Toronto Condo Prices Are Rising Faster Than Any Other Home Type

Toronto Condos Prices Are Rising Faster Than Any Other Home Type

Toronto condos are seeing the fastest appreciation of all types of housing in the city. Actually, Toronto Real Estate Board (TREB) numbers show this is the fastest rising home type in the country, with the exception of condos in Oakville-Milton. This is despite a decline of sales, and a record number of listings.

Toronto Condos Saw Prices Increase Over 31%

Toronto saw condo prices soar compared to last year. The benchmark price in the Greater Toronto Area (GTA) is now $464,600, 31.85% higher than May 2016. We’ll save you the math, it’s $112,200 more than the same month last year. In the 416, the benchmark condo is now $477,600, a 31.03% increase from last year. This makes condo prices the fastest growing of all home types. Yup, even more so than detached home.

The average condo sale price also moved higher, albeit less than the benchmark price. Across TREB the average sale price was $531,659, a 28.4% increase from the same time last year. Breaking that down, the 905 had an average sale price of $448,867, a 29% increase from last year. The city proper saw an average price of $564,808, a 27.7% increase. So prices are appreciating faster in the burbs, but the city is still more expensive.

Source: TREB.

Toronto Condo Listings Grew More Than 8%

Toronto condo owners are putting up a record number of units for sale.

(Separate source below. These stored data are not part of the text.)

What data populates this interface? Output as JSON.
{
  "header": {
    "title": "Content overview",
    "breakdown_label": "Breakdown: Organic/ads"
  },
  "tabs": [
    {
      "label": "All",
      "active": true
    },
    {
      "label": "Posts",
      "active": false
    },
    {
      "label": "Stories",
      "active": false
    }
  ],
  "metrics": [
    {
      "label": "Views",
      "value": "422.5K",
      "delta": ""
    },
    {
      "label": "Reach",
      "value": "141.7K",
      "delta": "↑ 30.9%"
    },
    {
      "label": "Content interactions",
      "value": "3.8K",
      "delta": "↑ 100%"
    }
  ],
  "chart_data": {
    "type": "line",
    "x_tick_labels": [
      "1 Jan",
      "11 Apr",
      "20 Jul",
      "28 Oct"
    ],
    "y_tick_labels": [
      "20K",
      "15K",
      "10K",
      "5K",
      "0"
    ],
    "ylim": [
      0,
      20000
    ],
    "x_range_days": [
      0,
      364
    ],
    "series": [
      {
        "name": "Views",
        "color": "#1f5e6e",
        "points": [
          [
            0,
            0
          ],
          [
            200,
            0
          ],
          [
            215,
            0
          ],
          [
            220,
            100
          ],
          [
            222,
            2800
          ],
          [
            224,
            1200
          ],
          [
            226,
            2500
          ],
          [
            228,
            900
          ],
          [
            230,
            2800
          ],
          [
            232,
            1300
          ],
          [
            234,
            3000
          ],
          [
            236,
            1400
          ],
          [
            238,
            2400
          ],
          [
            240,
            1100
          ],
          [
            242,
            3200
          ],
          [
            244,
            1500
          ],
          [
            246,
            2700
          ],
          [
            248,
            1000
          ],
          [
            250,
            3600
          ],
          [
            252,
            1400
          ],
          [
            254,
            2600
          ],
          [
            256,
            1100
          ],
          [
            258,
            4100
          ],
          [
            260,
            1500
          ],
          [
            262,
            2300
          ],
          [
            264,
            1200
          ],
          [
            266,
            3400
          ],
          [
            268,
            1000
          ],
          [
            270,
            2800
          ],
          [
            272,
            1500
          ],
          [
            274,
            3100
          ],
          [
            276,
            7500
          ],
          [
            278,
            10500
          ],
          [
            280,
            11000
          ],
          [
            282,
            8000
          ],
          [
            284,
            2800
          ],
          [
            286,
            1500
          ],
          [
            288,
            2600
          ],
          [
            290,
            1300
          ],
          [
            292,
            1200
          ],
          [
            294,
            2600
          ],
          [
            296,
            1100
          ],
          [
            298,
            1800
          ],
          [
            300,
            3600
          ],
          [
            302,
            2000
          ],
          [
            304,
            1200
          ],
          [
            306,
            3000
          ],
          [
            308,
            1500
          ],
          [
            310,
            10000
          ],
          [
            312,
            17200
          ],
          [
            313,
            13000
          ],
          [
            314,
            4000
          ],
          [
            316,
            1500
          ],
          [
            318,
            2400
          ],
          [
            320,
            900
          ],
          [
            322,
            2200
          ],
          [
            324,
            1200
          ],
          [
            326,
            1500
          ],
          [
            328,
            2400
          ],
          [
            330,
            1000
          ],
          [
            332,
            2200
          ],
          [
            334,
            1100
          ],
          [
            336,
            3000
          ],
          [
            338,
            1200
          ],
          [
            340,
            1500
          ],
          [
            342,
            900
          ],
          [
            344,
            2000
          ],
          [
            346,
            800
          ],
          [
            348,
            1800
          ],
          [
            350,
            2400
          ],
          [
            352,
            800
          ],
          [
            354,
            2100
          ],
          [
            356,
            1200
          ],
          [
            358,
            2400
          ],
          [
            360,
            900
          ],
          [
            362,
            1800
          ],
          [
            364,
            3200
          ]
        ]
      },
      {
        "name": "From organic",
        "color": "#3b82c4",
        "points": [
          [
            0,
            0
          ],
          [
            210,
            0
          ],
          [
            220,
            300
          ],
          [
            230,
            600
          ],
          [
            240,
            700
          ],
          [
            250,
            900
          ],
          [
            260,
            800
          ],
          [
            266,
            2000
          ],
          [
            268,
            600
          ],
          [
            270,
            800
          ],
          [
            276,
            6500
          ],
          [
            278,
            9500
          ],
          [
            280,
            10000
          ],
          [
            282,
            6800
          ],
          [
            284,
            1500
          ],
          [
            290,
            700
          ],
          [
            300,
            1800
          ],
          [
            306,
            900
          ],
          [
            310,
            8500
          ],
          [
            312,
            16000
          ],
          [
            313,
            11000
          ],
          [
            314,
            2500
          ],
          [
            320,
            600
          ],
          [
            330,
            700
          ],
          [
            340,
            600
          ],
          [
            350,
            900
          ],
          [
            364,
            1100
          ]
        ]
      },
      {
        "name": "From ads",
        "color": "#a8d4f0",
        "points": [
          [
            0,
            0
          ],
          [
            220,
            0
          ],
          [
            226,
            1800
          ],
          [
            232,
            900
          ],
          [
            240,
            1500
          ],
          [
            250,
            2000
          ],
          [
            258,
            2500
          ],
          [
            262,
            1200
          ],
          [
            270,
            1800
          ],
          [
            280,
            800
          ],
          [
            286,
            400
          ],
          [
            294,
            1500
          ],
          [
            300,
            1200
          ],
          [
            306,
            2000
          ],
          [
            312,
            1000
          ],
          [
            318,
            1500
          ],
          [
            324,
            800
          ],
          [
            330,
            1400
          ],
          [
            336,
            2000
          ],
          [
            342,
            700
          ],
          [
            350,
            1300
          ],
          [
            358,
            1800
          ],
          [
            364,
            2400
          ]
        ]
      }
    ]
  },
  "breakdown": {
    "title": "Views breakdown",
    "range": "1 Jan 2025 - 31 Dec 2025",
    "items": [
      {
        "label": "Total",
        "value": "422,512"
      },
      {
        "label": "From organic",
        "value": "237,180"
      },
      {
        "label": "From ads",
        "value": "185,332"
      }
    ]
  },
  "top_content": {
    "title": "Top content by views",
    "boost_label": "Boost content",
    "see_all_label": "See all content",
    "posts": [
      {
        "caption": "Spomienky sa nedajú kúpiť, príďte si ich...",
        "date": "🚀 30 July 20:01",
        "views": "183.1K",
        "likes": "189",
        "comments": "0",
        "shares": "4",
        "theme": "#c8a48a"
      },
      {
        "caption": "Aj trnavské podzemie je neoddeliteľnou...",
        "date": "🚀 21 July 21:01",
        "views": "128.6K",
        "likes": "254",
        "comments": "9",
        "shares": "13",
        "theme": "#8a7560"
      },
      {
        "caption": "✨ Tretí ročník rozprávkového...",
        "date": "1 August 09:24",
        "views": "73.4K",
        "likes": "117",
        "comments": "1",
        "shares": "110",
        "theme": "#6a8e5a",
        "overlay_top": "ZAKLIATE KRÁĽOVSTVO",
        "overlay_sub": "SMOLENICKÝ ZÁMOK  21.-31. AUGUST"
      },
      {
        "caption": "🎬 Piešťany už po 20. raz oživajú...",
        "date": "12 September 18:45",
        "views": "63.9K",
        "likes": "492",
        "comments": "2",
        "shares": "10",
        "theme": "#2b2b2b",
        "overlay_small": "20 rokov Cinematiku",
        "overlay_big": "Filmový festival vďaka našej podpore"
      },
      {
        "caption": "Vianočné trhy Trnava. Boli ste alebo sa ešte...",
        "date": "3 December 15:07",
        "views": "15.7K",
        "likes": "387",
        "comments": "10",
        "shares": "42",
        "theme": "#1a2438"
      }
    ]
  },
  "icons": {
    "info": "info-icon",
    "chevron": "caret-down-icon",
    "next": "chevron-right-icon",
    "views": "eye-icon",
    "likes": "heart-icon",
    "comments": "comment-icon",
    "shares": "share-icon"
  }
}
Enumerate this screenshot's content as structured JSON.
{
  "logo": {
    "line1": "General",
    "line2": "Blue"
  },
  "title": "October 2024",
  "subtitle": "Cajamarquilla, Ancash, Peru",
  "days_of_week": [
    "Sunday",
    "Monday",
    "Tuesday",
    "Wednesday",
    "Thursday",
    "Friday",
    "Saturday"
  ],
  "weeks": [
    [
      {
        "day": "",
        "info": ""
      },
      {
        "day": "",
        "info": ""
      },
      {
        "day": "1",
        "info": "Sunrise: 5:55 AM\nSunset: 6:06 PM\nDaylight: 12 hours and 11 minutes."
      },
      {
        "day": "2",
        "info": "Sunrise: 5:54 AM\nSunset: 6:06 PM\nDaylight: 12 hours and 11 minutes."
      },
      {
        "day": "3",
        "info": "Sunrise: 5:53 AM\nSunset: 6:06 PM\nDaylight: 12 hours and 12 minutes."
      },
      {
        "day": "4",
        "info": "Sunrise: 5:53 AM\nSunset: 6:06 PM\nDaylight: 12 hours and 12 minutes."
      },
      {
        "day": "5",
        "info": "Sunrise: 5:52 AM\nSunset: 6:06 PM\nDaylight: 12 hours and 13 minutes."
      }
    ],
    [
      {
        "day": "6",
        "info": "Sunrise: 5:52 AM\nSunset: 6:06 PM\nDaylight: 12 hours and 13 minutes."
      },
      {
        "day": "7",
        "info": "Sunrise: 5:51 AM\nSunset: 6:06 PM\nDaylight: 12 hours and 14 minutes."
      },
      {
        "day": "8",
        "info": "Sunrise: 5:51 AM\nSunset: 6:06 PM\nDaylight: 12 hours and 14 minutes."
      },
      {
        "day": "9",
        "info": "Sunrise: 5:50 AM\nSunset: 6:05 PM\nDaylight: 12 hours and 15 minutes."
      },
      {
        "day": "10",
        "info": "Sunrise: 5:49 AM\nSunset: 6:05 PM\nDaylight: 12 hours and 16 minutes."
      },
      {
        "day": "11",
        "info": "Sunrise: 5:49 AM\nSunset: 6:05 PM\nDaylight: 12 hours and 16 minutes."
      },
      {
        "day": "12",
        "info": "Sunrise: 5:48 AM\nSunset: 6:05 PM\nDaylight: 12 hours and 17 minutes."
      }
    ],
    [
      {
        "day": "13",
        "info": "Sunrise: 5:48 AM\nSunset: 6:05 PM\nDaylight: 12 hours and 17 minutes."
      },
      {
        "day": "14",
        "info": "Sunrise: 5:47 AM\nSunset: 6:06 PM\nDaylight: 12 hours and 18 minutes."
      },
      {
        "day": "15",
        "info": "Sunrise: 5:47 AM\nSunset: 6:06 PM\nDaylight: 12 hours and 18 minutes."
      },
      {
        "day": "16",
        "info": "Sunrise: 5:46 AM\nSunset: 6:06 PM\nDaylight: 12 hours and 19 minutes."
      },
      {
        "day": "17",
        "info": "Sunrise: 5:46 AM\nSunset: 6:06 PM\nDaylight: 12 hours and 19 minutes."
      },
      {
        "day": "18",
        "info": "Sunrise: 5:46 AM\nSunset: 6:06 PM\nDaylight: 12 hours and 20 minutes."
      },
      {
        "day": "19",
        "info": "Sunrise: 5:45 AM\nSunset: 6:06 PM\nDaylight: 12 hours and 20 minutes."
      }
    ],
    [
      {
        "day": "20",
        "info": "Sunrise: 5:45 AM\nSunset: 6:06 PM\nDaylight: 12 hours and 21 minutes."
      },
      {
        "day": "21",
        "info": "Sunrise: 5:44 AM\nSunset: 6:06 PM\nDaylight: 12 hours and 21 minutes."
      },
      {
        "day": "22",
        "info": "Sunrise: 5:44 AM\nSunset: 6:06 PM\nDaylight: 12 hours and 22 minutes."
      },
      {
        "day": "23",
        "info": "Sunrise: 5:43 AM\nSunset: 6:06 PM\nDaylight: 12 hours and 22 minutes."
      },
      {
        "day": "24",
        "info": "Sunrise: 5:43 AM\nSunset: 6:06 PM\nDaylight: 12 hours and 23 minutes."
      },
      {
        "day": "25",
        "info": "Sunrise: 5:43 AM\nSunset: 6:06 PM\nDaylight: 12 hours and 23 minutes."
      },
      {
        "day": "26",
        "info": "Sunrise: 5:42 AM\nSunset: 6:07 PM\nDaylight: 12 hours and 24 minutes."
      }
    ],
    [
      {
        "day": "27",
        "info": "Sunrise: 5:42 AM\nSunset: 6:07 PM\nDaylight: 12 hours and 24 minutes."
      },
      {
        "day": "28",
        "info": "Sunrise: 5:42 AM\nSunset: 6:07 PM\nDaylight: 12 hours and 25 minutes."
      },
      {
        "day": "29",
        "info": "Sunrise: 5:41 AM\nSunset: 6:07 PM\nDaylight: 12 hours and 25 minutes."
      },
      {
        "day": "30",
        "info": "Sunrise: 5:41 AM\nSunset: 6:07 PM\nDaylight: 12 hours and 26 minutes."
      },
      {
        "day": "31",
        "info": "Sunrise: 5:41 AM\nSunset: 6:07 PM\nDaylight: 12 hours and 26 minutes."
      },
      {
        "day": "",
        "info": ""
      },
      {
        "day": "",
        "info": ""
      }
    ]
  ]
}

Across TREB there were 5,053 new listings in May, an 8.4% increase from the same time last year. The City of Toronto (a.k.a. the 416) saw 3,616 of those new listings – a 9.2% increase from last year. New listings are growing quickly, but not nearly as fast as detached units.

Source: TREB.

Toronto Condo Sales Declined Over 6%

Sales of condos are cooler than they were this time last year. TREB logged a total 2,854 sales, a 6.4% decline from the same month last year. The 905 accounted for 816 sales, an 11.1% decline from last year. The 416 accounted for 2,038 of the sales, a 4.3% decrease from the year before.

Declining sales are normal as prices get higher, but not when listings are increasing, so there’s a bit of a detachment. As prices rise, people are naturally priced out of the market. When listings start to increase, sales either need to catch up quickly or prices need to start coming down. It’ll be an interesting next few months for real estate in the city.